Approximately 258,000 mortgage repayment holidays were provided to help homeowners struggling with the Covid crisis.

The lender made a pre-tax operating loss of £351m last year, as the effects of pandemic took its toll on the business and it revealed plans to withdraw Ulster Bank from the Republic of Ireland.

However, in the final quarter, NatWest said it returned a profit before tax of £64m.

Increased mortgage margins and income helped support the business in the last three months of 2020, as the lender carried out £8.4bn worth of gross mortgage lending between October and December.

The lender said it is aiming to deliver lending growth above market rate in the years to 2023, while also reducing costs by around four per cent each year.

In the annual results, the lender revealed it would be pulling Ulster Bank from Ireland, with Northern Ireland unaffected by the move.

Alison Rose, chief executive, said it had “become clear Ulster Bank will not be able to generate sustainable long term returns for our shareholders”.

She added: “As a result, we are to begin a phased withdrawal from the Republic of Ireland over the coming years which will be undertaken with careful consideration of the impact on customers and our colleagues.”
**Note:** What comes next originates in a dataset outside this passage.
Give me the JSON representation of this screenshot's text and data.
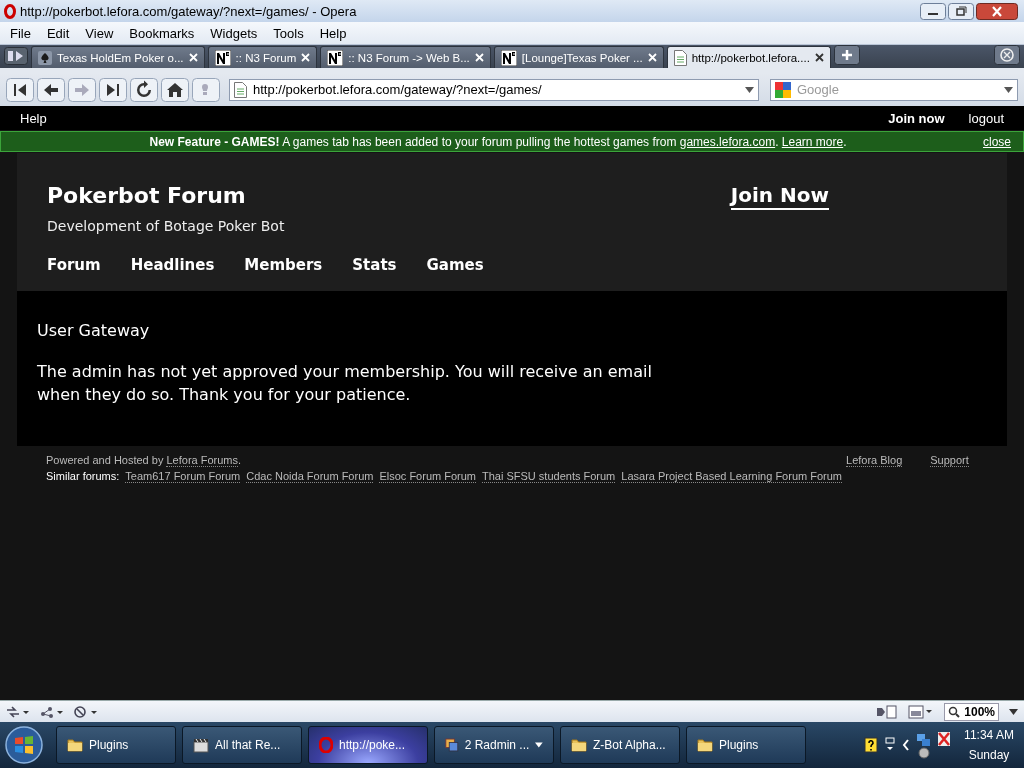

As part of the results, the lender reported that it had 39 per cent women in its top three leadership layers and on aggregate 10 per cent Black, Asian and Minority Ethnic colleagues in its top four leadership layers in the UK.

Rose said: “Despite reporting a loss for the year, NatWest Group delivered a resilient underlying performance in a challenging operating environment.
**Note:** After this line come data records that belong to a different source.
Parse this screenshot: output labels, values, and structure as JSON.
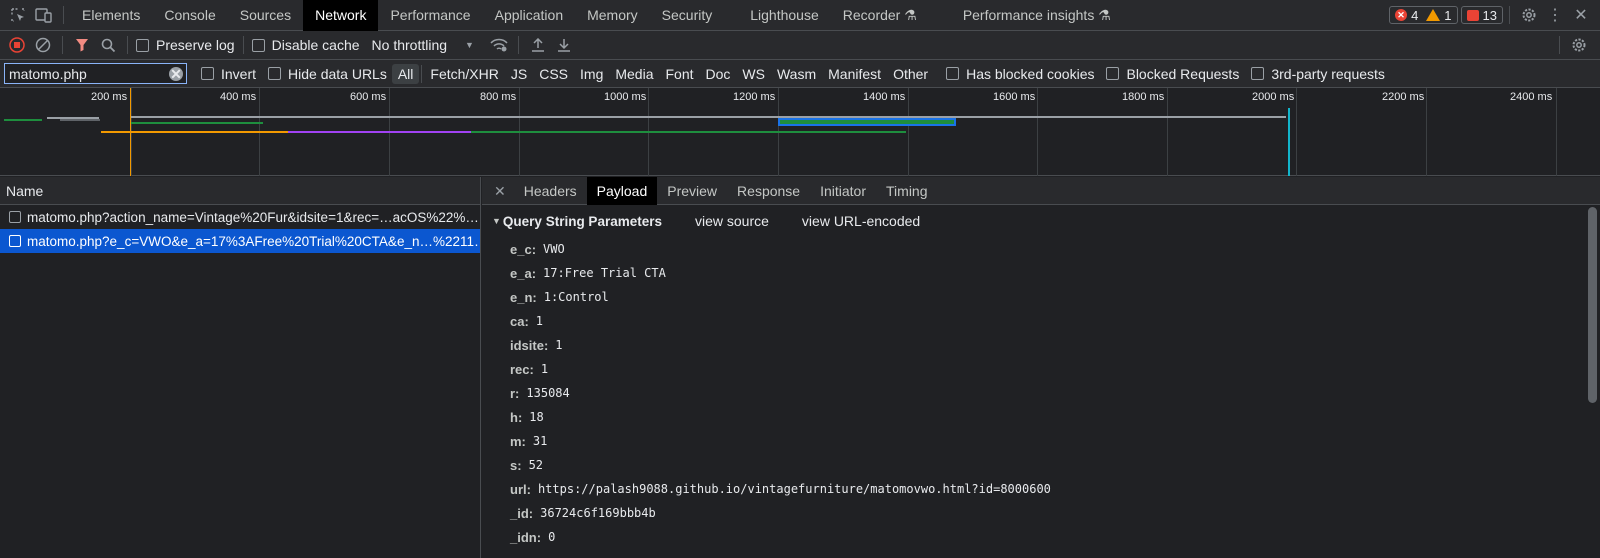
{
  "tabs": [
    "Elements",
    "Console",
    "Sources",
    "Network",
    "Performance",
    "Application",
    "Memory",
    "Security",
    "Lighthouse",
    "Recorder",
    "Performance insights"
  ],
  "active_tab": "Network",
  "status": {
    "errors": "4",
    "warnings": "1",
    "issues": "13"
  },
  "toolbar": {
    "preserve_log": "Preserve log",
    "disable_cache": "Disable cache",
    "throttling": "No throttling"
  },
  "filter": {
    "value": "matomo.php",
    "invert": "Invert",
    "hide_data_urls": "Hide data URLs",
    "types": [
      "All",
      "Fetch/XHR",
      "JS",
      "CSS",
      "Img",
      "Media",
      "Font",
      "Doc",
      "WS",
      "Wasm",
      "Manifest",
      "Other"
    ],
    "selected_type": "All",
    "has_blocked_cookies": "Has blocked cookies",
    "blocked_requests": "Blocked Requests",
    "third_party": "3rd-party requests"
  },
  "timeline": {
    "ticks": [
      "200 ms",
      "400 ms",
      "600 ms",
      "800 ms",
      "1000 ms",
      "1200 ms",
      "1400 ms",
      "1600 ms",
      "1800 ms",
      "2000 ms",
      "2200 ms",
      "2400 ms"
    ]
  },
  "requests": {
    "header": "Name",
    "rows": [
      "matomo.php?action_name=Vintage%20Fur&idsite=1&rec=…acOS%22%…",
      "matomo.php?e_c=VWO&e_a=17%3AFree%20Trial%20CTA&e_n…%2211…"
    ],
    "selected_index": 1
  },
  "detail": {
    "tabs": [
      "Headers",
      "Payload",
      "Preview",
      "Response",
      "Initiator",
      "Timing"
    ],
    "active_tab": "Payload",
    "section_title": "Query String Parameters",
    "view_source": "view source",
    "view_url_encoded": "view URL-encoded",
    "params": [
      {
        "key": "e_c:",
        "value": "VWO"
      },
      {
        "key": "e_a:",
        "value": "17:Free Trial CTA"
      },
      {
        "key": "e_n:",
        "value": "1:Control"
      },
      {
        "key": "ca:",
        "value": "1"
      },
      {
        "key": "idsite:",
        "value": "1"
      },
      {
        "key": "rec:",
        "value": "1"
      },
      {
        "key": "r:",
        "value": "135084"
      },
      {
        "key": "h:",
        "value": "18"
      },
      {
        "key": "m:",
        "value": "31"
      },
      {
        "key": "s:",
        "value": "52"
      },
      {
        "key": "url:",
        "value": "https://palash9088.github.io/vintagefurniture/matomovwo.html?id=8000600"
      },
      {
        "key": "_id:",
        "value": "36724c6f169bbb4b"
      },
      {
        "key": "_idn:",
        "value": "0"
      }
    ]
  }
}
“The bank continued to grow in key areas such as mortgages and commercial lending and our balance sheet remains strong, with one of the highest capital ratios amongst our UK and European peers.”

She added: “We cannot be certain of the long-term impact of the pandemic. But we can be certain that our bank will continue to support those who need it most as we build back better.

“By championing potential and helping people, families and businesses to rebuild and thrive, we will succeed together.”